Division of Cell Biology, Department of Pediatrics, National Jewish Health, Denver, Colo.
Rigel Pharmaceuticals, South San Francisco, Calif.
J Allergy Clin Immunol. 2014 Apr;133(4):1162-74. doi: 10.1016/j.jaci.2013.10.036. Epub 2013 Dec 22.
Janus kinases (JAKs) are regulators of signaling through cytokine receptors. The importance of JAK1/3 signaling on TH2 differentiation and development of lung allergic responses has not been investigated.
We sought to examine a selective JAK1/3 inhibitor (R256) on differentiation of TH subsets in vitro and on development of ovalbumin (OVA)-induced airway hyperresponsiveness (AHR) and inflammation in an experimental model of asthma.

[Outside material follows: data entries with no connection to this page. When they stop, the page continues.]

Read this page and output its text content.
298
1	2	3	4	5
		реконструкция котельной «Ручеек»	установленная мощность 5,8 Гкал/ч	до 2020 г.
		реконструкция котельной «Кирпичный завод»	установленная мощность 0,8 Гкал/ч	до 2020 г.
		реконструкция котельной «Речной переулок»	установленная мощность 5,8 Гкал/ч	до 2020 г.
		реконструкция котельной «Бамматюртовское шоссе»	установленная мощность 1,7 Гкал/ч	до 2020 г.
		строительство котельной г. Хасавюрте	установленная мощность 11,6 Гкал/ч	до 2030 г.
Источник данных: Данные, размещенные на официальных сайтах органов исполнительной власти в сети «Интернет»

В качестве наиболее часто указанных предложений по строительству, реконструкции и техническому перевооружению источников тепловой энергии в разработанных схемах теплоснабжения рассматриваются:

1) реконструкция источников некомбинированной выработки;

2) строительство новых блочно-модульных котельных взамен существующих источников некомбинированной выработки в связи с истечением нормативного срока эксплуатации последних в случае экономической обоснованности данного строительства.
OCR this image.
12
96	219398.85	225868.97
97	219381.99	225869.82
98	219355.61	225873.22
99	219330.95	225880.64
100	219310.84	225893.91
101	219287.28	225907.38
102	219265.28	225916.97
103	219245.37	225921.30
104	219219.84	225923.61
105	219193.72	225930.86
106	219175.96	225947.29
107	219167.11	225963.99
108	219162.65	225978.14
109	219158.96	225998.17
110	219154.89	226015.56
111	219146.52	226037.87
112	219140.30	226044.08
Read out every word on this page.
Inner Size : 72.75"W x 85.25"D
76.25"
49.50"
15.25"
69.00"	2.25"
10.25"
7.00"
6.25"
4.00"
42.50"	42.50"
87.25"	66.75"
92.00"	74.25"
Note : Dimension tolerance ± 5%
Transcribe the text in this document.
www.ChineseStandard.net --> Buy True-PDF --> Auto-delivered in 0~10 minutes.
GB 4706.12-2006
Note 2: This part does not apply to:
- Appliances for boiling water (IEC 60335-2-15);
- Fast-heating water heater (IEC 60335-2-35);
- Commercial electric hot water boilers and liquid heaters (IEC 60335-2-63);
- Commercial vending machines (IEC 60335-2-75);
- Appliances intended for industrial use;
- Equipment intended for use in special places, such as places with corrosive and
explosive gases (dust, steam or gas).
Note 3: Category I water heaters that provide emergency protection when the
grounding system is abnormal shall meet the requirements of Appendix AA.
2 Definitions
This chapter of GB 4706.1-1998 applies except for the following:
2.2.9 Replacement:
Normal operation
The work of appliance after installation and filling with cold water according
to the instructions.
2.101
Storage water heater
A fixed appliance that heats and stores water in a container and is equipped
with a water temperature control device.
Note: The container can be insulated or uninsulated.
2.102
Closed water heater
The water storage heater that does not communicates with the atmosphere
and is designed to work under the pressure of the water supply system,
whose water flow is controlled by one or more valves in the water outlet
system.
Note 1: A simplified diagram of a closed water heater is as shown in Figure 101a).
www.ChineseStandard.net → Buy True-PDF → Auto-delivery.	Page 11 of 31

A selective JAK1/3 inhibitor was used to assay the importance of this pathway on induction of TH1, TH2, and TH17 differentiation in vitro. In vivo, the effects of inhibiting JAK1/3 signaling were examined by administering the inhibitor during the sensitization or allergen challenge phases in the primary challenge model or just before provocative challenge in the secondary challenge model. Airway inflammation and AHR were examined after the last airway challenge.
In vitro, R256 inhibited differentiation of TH2 but not TH1 or TH17 cells, which was associated with downregulation of signal transducer and activator of transcription (STAT) 6 and STAT5 phosphorylation. However, once polarized, TH2 cells were unaffected by the inhibitor. In vivo, R256 administered during the OVA sensitization phase prevented the development of AHR, airway eosinophilia, mucus hypersecretion, and TH2 cytokine production without changes in TH1 and TH17 cytokine levels, indicating that selective blockade of TH2 differentiation was critical. Inhibitor administration after OVA sensitization but during the challenge phases in the primary or secondary challenge models similarly suppressed AHR, airway eosinophilia, and mucus hypersecretion without any reduction in TH2 cytokine production, suggesting the inhibitory effects were downstream of TH2 cytokine receptor signaling pathways.
Targeting the TH2-dependent JAK/STAT activation pathway represents a novel therapeutic approach for the treatment of asthma.
Janus 激酶(JAKs)是细胞因子受体信号转导的调节剂。JAK1/3 信号在 TH2 分化和肺部过敏反应发展中的重要性尚未得到研究。
我们试图研究一种选择性 JAK1/3 抑制剂(R256)在体外 TH 细胞亚群分化以及卵清蛋白(OVA)诱导的气道高反应性(AHR)和哮喘实验模型中炎症发展中的作用。
使用选择性 JAK1/3 抑制剂检测该途径对体外 TH1、TH2 和 TH17 分化诱导的重要性。在体内,通过在初次激发模型中的致敏或激发阶段或在二次激发模型中的激发前阶段给予抑制剂,研究抑制 JAK1/3 信号转导的作用。在最后一次气道激发后检查气道炎症和 AHR。
体外,R256 抑制 TH2 但不抑制 TH1 或 TH17 细胞的分化,这与信号转导和转录激活因子(STAT)6 和 STAT5 磷酸化的下调有关。然而,一旦极化,TH2 细胞不受抑制剂的影响。在体内,R256 在 OVA 致敏阶段给药可防止 AHR、气道嗜酸性粒细胞增多、粘液分泌过度和 TH2 细胞因子产生,而不改变 TH1 和 TH17 细胞因子水平,表明选择性阻断 TH2 分化是关键的。在初次或二次激发模型中的激发阶段给予抑制剂后,同样抑制 AHR、气道嗜酸性粒细胞增多和粘液分泌过度,但不减少 TH2 细胞因子的产生,表明抑制作用发生在 TH2 细胞因子受体信号通路的下游。
靶向 TH2 依赖性 JAK/STAT 激活途径代表了治疗哮喘的一种新的治疗方法。